If you are buying gold because Warren Buffett’s Berkshire Hathaway bought more than $500 million in shares in Barrick Gold then you are late to the party, according to Brian Belski, chief investment strategist at BMO Capital Markets.

Monday, in an interview with BNN Bloomberg, Belski said that the Canadian bank is turning neutral on gold and warned investors not to chase the market.

The comments come as gold prices recoup last week’s sharp losses and push to test resistance at $2,000 an ounce. Belski said that they are now neutral on gold as it is due for a consolidation after recently hitting all-time highs.

December gold futures last traded at $2,002 an ounce, up 0.20% on the day.

“I don’t think it’s a sell here,” he said. “I just think it’s something you don’t want to chase after it has gone up so much,” he said.

Belski warned that fundamentally, the gold price and the mining sector could be overstretched. He noted that gold equities now represent about 12% of the Toronto Stock Exchange (TSX) and their weighting on the exchange is near an all-time high. He also said that earnings expectations for mining companies have “almost never been better.”

“I would say maintain a neutral positions in gold,” he said.

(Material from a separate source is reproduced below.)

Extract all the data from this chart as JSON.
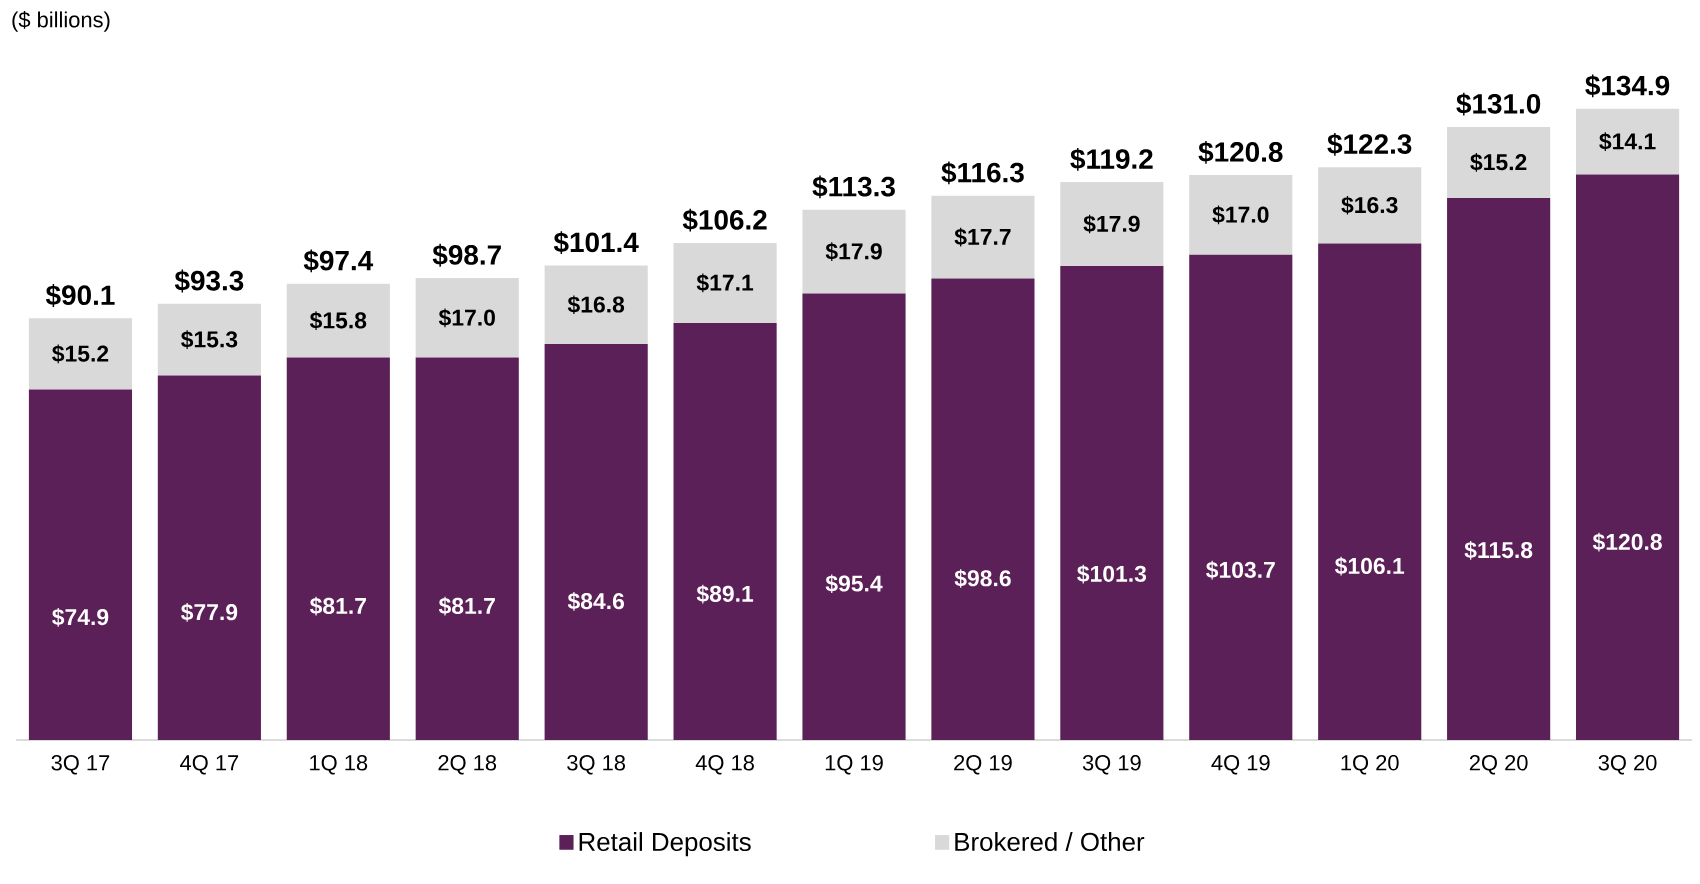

But it’s not just gold; Belski said that he is also neutral on silver as the price has played significant catch up with gold. The gold/silver ratio has dropped sharply in the last two months, currently trading around 71 points. In March the ratio hit an all-time high of more than 124 points as investors flooded into gold as a safe-haven asset.

September silver futures last traded at $27.68 an ounce, relatively unchanged on the day.

Long-term, Belski said that he likes silver as industrial demand picks up post COVID-19 pandemic; however, in the short-term he said that wouldn’t chase the precious metal as it plays catch up with gold.

“From silver’s perspective we still see demand and long-term it will be an important commodity,” he said but right now it’s playing the catchup trade.”